Obamacare is setting up health-care exchanges to cover residents throughout the U.S., but some states have interesting quirks of their own. As a result, residents in some states could see much different provisions from others as they enroll in health-care exchanges under the Affordable Care Act.

In the following video, Dan Caplinger, The Motley Fool's director of investment planning and author of the special free report "Everything You Need to Know About Obamacare," talks with Motley Fool health-care bureau chief Max Macaluso about how New York and Vermont will charge the same premiums to people of all ages. Dan notes how big a departure that is from typical practice, in which younger, healthier people tend to pay lower premiums than older people with more health-care needs.

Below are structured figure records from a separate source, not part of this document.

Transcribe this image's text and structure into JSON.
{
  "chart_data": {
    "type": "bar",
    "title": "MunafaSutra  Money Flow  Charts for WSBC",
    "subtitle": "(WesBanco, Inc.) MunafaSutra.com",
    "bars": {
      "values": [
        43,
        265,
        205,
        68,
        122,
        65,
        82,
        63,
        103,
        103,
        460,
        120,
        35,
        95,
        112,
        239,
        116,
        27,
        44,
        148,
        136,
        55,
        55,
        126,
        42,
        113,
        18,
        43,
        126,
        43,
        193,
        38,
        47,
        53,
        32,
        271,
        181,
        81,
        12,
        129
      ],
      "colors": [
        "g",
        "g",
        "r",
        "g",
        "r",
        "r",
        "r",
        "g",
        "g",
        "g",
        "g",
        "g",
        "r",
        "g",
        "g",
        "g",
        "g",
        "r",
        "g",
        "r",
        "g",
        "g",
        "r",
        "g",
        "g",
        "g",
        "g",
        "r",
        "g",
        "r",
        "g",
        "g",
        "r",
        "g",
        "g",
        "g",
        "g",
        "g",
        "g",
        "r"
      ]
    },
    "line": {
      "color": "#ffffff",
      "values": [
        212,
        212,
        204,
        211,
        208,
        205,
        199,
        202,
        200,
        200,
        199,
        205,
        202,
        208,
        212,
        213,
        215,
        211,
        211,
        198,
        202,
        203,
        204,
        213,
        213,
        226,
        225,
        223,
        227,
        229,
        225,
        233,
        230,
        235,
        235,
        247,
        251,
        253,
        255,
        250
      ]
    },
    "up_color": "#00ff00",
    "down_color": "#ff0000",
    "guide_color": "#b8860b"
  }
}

Dan and Max then discuss the potential fallout from charging the same premiums to people of all ages. The move effectively represents a transfer of higher costs from older residents to younger residents whose costs would generally be lower. Dan speculates that such a transfer could dissuade younger residents from participating and could hurt insurance companies counting on a representative cross-section of the population. He notes that Aetna (AET) is offering health-insurance policies in New York but is staying outside the Obamacare health-exchange framework, and Cigna (CI) won't be in the New York exchange either. WellPoint (ELV 1.19%) and its Empire BlueCross affiliate will be represented in New York's health-care exchange, giving investors a chance to see whether it benefits from the unusual New York framework.